2. Stretch out campaigns for added value
When devising campaigns, particularly around seasonal events, changing redemption behaviour can raise uptake. Flexible redemption windows enable you to strike a healthy balance between optimising marketing campaigns and keeping shoppers happy. They allow for a relevant and targeted promotional journey and provide offers that are meaningful – encouraging increased spend per visit and improved retention rates.
Offers can be used to increase longer-term spend and retention. So instead of extending offers to customers that last until the end of the year, why not extend the journey into a series of four or five offers, each one triggering the next?

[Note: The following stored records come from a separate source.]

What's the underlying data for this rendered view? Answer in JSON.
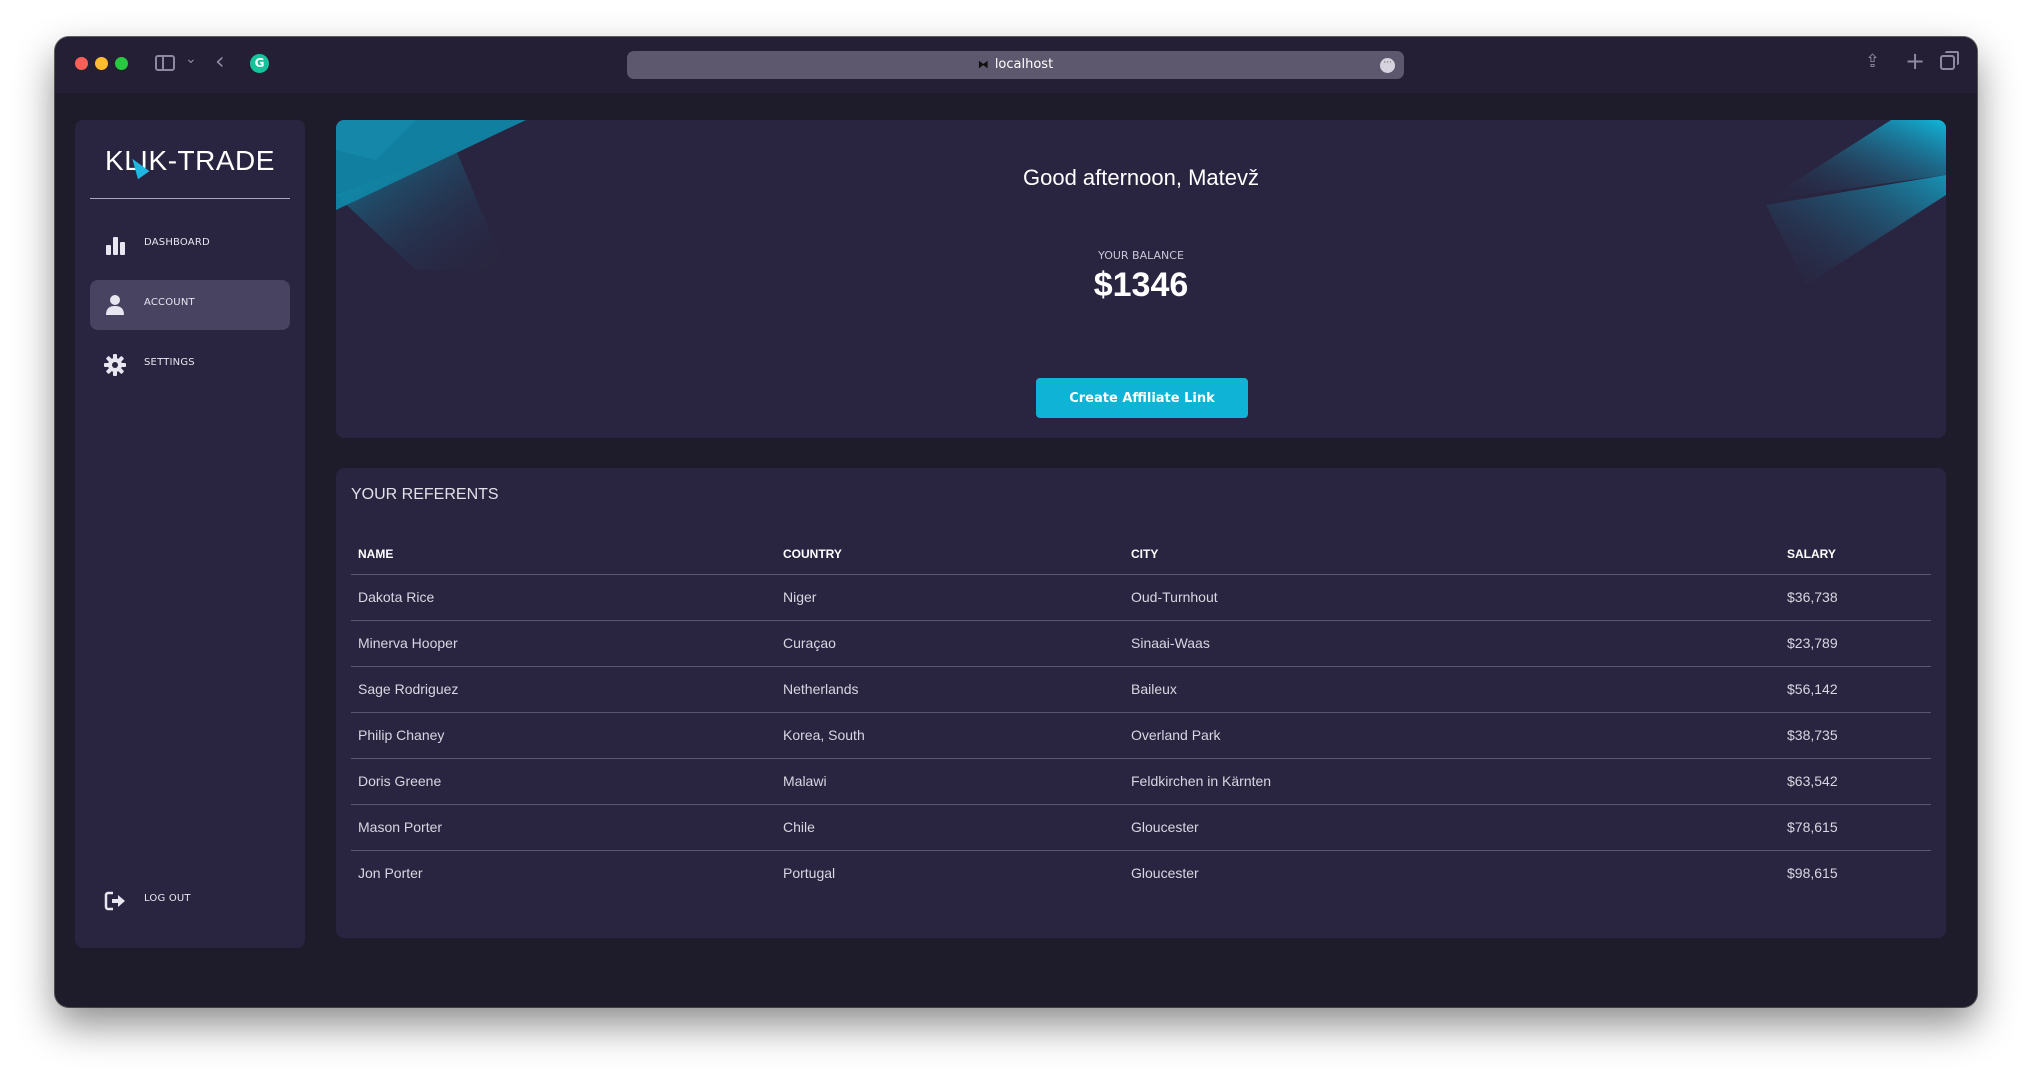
{
  "browser": {
    "url": "localhost"
  },
  "sidebar": {
    "logo": "KLIK-TRADE",
    "items": [
      {
        "label": "DASHBOARD",
        "icon": "bar-chart-icon"
      },
      {
        "label": "ACCOUNT",
        "icon": "user-icon",
        "active": true
      },
      {
        "label": "SETTINGS",
        "icon": "gear-icon"
      }
    ],
    "logout_label": "LOG OUT"
  },
  "hero": {
    "greeting": "Good afternoon, Matevž",
    "balance_label": "YOUR BALANCE",
    "balance": "$1346",
    "button_label": "Create Affiliate Link"
  },
  "referents": {
    "title": "YOUR REFERENTS",
    "columns": [
      "NAME",
      "COUNTRY",
      "CITY",
      "SALARY"
    ],
    "rows": [
      [
        "Dakota Rice",
        "Niger",
        "Oud-Turnhout",
        "$36,738"
      ],
      [
        "Minerva Hooper",
        "Curaçao",
        "Sinaai-Waas",
        "$23,789"
      ],
      [
        "Sage Rodriguez",
        "Netherlands",
        "Baileux",
        "$56,142"
      ],
      [
        "Philip Chaney",
        "Korea, South",
        "Overland Park",
        "$38,735"
      ],
      [
        "Doris Greene",
        "Malawi",
        "Feldkirchen in Kärnten",
        "$63,542"
      ],
      [
        "Mason Porter",
        "Chile",
        "Gloucester",
        "$78,615"
      ],
      [
        "Jon Porter",
        "Portugal",
        "Gloucester",
        "$98,615"
      ]
    ]
  },
  "colors": {
    "accent": "#0fb3d6",
    "background": "#1e1b2b",
    "card": "#292540",
    "active_nav": "#474360"
  }
}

You can make the most out of seasonal campaigns by guiding customers along a journey. And the campaign needn’t finish after the seasonal event – think about the bigger picture and how buyer behaviour may change afterwards.
3. Get creative with customer insight
By understanding what items are being bought, when and with what, you can improve the effectiveness of seasonal marketing campaigns by using basket data to deliver relevant promotions. For example, thicker socks to go with a pair of boots, or promotions for electric heaters in the winter.
This can be done by building a comprehensive picture of your customers with historical and real-time data generated at the point of sale (POS).
Historical data offers an understanding of longer-term buying behaviour, spending habits and visit frequency. This data, built up over months or even years, across millions of transactions, is especially relevant when it comes to getting the most out of seasonal trends. For example, which promotions proved most successful in getting customers into store during the wettest days over the last five years.
On the other hand, real-time data generated at the POS is vital in improving agility; enabling you to react to events and changes in behaviour; such as a sudden period of hot weather. This data can be used to influence promotions across the full store estate or streamline offers in a store or region.
Make data work for you all year round
As a modern retail CMO, the pressure never drops. Seasonal events will always be vital in driving sales at peak periods, but it can be a challenge, to ensure campaigns are as effective as possible, with so many factors to consider and often little time between each event.
Consider how a given promotion affects consumer behaviour both in the lead-up to, and follow-on, from the event, and use tactics, such as personalised offers, to encourage return visits, repeat sales and drive long-term customer engagement. By combining all of these actions you can make data work for you whatever the season.